Computing $b$: The Karush-Kuhn-Tucker complementary slackness conditions state that at the optimum \begin{align*} &\alpha_i [y_i(\inner{\g w}{\g x_i} + b) -1 + \xi_i ] = 0, \quad i=1,\dots,N\\ & \mu_i \xi_i = 0 \end{align*} On the one hand, the first line implies that $$ \alpha_i \neq 0 \quad \Rightarrow\quad y_i(\inner{\g w}{\g x_i} + b) = 1 - \xi_i . $$ On the other hand, the second line implies that whenever $\xi_i \neq 0$, we have $\mu_i = 0$ and $\alpha_i = C - \mu_i = C$. Thus, we cannot have $\alpha_i < C$ if $\xi_i\neq 0$, or conversly, $$ \alpha_i < C\quad \Rightarrow\quad \xi_i = 0 $$ By combining these two implications we get \begin{align*} 0 < \alpha_i < C\quad &\Rightarrow\quad y_i(\inner{\g w}{\g x_i} + b) = 1 & \left(\mbox{the point } \g x_i \mbox{ lies exactly on the margin boundary}\right)\\ & \Rightarrow\quad b = \frac{1}{y_i} (1 - y_i \inner{\g w}{\g x_i} ) \\ & \Rightarrow\quad b = y_i - \inner{\g w}{\g x_i} & \left(\mbox{due to } y_i = \sign(y_i) = \frac{1}{\sign(y_i)} = \frac{1}{y_i}\right). \end{align*}
Though this formula could be directly applied to estimate $b$ with any $i$ such that $0 < \alpha_i < C$, in practice, better numerical stability is obtained by averaging over multiple points that lie exactly on the margin boundary (as proposed in the grey box above).

Support vectors

We have already seen while discussing the optimal separating hyperplane that, in the case of a linearly separable data set, the solution only depends on a subset of the data points, which we call support vectors.
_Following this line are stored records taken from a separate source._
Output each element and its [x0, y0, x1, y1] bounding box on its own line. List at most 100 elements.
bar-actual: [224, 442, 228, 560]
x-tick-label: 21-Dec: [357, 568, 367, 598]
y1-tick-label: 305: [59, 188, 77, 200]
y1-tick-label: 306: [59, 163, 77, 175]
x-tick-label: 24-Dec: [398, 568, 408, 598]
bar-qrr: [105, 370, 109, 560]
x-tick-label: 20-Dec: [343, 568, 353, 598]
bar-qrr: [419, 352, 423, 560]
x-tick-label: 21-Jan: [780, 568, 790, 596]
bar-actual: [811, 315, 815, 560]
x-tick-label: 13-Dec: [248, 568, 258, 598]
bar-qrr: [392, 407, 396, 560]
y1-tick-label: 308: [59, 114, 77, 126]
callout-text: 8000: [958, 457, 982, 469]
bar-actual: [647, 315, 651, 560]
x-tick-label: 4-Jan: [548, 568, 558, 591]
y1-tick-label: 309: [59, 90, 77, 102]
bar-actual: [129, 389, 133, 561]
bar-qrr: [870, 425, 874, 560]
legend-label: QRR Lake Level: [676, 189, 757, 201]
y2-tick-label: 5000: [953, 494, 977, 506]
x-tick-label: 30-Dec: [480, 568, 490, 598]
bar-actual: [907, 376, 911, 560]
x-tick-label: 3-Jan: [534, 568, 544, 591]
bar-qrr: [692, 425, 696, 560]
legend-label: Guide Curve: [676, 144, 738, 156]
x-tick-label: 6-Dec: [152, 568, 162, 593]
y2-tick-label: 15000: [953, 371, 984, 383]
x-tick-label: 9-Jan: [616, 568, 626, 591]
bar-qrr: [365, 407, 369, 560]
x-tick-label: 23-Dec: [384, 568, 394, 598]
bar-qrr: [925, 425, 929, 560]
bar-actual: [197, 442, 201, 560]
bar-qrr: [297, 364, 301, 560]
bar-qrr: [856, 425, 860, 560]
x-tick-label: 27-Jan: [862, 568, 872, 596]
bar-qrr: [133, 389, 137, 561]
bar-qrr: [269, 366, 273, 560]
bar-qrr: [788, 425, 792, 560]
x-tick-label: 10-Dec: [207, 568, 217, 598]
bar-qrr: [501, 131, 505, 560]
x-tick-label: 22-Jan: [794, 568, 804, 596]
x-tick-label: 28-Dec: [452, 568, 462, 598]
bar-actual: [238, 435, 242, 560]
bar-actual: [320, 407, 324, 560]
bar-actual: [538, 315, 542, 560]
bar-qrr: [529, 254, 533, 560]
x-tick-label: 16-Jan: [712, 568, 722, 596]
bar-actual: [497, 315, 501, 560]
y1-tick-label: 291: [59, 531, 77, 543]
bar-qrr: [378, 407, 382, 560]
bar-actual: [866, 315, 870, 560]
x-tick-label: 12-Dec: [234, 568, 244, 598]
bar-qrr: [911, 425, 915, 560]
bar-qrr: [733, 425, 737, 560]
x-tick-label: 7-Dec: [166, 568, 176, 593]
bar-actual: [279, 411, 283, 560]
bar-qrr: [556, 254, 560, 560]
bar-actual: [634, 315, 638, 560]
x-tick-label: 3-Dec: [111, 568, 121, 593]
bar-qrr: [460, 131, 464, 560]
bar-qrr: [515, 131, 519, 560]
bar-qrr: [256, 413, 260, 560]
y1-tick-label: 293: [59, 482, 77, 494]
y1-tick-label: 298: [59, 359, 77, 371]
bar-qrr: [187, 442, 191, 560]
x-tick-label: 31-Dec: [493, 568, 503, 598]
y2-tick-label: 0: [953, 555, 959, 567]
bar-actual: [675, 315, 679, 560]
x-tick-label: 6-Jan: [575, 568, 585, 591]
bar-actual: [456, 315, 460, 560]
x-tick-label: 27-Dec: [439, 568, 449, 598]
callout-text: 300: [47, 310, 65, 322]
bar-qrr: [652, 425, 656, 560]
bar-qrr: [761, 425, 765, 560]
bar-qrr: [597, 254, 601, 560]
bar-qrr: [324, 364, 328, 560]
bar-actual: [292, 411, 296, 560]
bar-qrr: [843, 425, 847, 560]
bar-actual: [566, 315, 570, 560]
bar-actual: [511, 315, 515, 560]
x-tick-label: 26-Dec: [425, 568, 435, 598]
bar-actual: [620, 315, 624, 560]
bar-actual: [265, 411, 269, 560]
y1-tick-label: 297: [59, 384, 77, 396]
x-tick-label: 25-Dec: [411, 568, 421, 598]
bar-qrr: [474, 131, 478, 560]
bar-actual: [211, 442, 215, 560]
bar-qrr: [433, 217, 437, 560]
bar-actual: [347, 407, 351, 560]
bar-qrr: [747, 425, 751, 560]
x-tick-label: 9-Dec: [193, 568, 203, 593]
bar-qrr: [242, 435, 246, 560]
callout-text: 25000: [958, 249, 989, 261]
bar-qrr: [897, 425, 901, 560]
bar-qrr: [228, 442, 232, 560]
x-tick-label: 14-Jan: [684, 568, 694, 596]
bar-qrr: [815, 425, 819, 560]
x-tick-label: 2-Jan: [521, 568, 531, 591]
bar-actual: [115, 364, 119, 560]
A similar property holds in the soft-margin case. For an SVM, the set of support vectors is the set of training points with index $i$ such that $\alpha_i>0$. The fact that these support the solution is clearly seen from the dual expression of $\g w$, $$ \g w = \sum_{i=1}^N \alpha_i y_i \g x_i = \sum_{\alpha_i > 0} \alpha_i y_i \g x_i , $$ in which only the pairs $(\g x_i, y_i)$ with $\alpha_i >0$ play a role (the others have Lagrange multipliers $\alpha_i = 0$ due to the constraints $\alpha_i\geq 0$).